There’s always some trepidation for me when faced with watching, certainly reviewing, a Tom Stoppard play.
No matter what the production you can guarantee that there will be a whole chunk, if not several intermittent lengthy scenes, devoted to science theory that will have an immediate effect on the audience.
They either glaze over, as I do, not knowing, or have interest in one molecule of science, or they sit forward to catch every word. It’s usually the men who do the latter (sorry if that sounds sexist, it’s just from experience and observation.)
But still Stoppard persists and when his plays come out and are denounced as baffling, he will rail against modern theatre-goers accusing them of not being bright enough to follow the physics.
Is it any wonder we can often be left confounded and intimidated?
That said, after watching the revival of his spy thriller, Hapgood, at the Hampstead Theatre, I’m proud that, despite the tricky subject matter, I stayed on track right the way through (a major triumph and breakthrough in my relationship between me and Tom, despite the presence of Quantum Theory).
I admit to liking a good spy thriller but you’ve got to be able to negotiate your way through a maze of incredibly convoluted plots that are packed with double-crossing secret agents, double agents, puppet-masters, moles and traitors and, in this case, a serious outbreak of twins.
The plots are all smoke and mirrors, sleight of hand and illusion. No-one is who they say they are – and those that are work for organisations that are known only by letters – the KGB, the CIA, MI5. Everyone talks in clichés to the extent that you’re not sure if the whole thing is a spoof.
Stoppard claims that Hapgood is a comedy. I’ve never felt that the playwright is particularly able when it comes to mirth. He knows the theory but is usually unable to put it into practice.
Overseeing this tale of espionage is Lisa Dillon’s capable Elizabeth Hapgood, a mother of a jolly nice, polite public schoolboy and Mother to the boys working in the shadows for the British government.
Hapgood is intelligent and a brilliant strategist (she plays chess without using a board), is super-good at what she does, and heads a department that has eyes and ears inside Russia.
She rarely swears and her worst cursing appears to be using “Sugar” and “cad!” It makes you wonder if Stoppard got his rather hackneyed dialogue from the same source as the play’s charismatic Russian double agent and scientist, Joe Kerner (Alec Newman), who has a penchant for idioms picked up from spy novels.

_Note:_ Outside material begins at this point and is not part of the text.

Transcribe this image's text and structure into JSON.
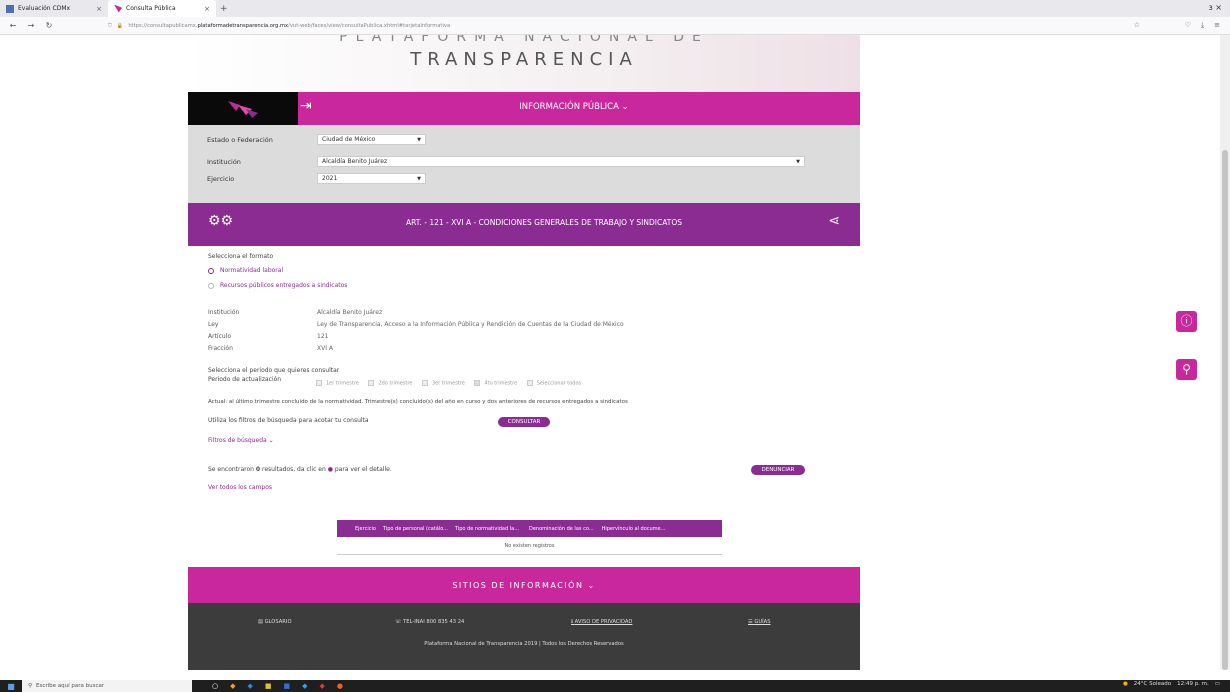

Mrs Hapgood somehow manages to combine heading the secret service with being a good mum, standing alone on the sidelines, watching her son’s hopeless prep-school rugger team lose another match.
The play begins with an intriguing scene almost based on the old shell trick with a combination of spies, agents, and briefcases containing secrets, being shuffled around at a drop until its conclusion finds us without the right case or the right spy.

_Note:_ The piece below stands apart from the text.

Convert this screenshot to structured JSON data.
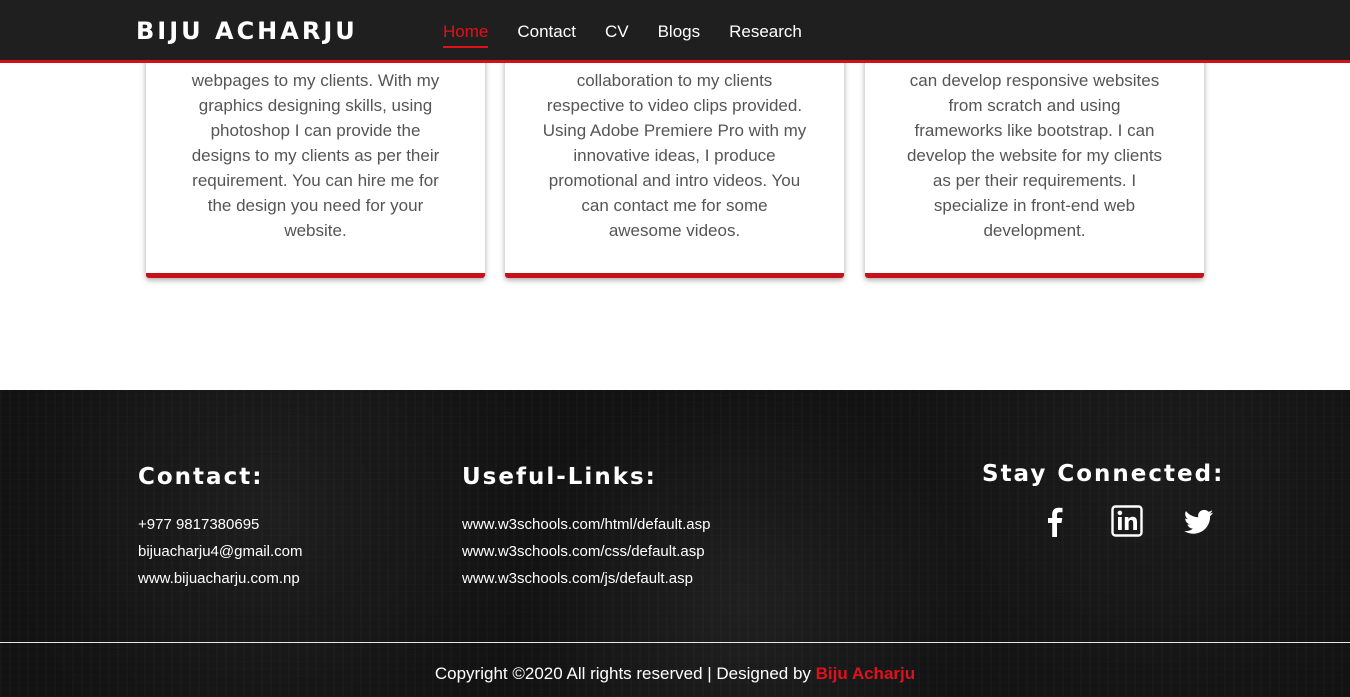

The postmortem concludes that the cock-up was caused by a traitor – but who? And, if it’s who they think it is, then how is he getting away with it when he usually has a cast-iron alibi?
Gerald Kyd, as cold-blooded spy Ridley, is all-man. He walks purposely like John Wayne and sounds like George Lazenby (although at one point it’s more Albert Einstein with his expansive knowledge of science and advanced weapon technology). He’s an Alpha-Male who smoulders under a heavy brow, packs a gun, and trusts no-one.
Ashley Martin Davis’ austere set, backed by a wall of incongruous modern video surveillance screens, is pure Cold War. Hapgood was written in 1988, year before the Berlin Wall fell, and re-visited by Tom Stoppard six years later.
Although no dates are mentioned, or referenced, there is no modern technology evident either in spy central or on their person. At one point we see Hapgood’s boss, Paul Blair (the always superb and credible Tim McMullan) getting his hands mucky developing photos.
Where Hapgood falls down is that director Howard Davies doesn’t succeed in giving us an exciting and dynamic thriller, nor a complex spy story (I didn’t think I’d ever be saying that about a Tom Stoppard play) or a light comedy.
It stumbles to follow in George Smiley’s footsteps and its one prescient nod to modern times appears to be the lead being a woman spy chief (four years before MI5 appointed its first female director, Stella Rimington).
But the story is showing its age. The world, and the espionage business, have moved on considerably in the last 27 years.
Hapgood runs at Hampstead Theatre until January 23.
Tom Stoppard’s Hapgood, at Hampstead Theatre, is an old-school spy thriller posing as John le Carré but without the finesse. One for fans of the genre.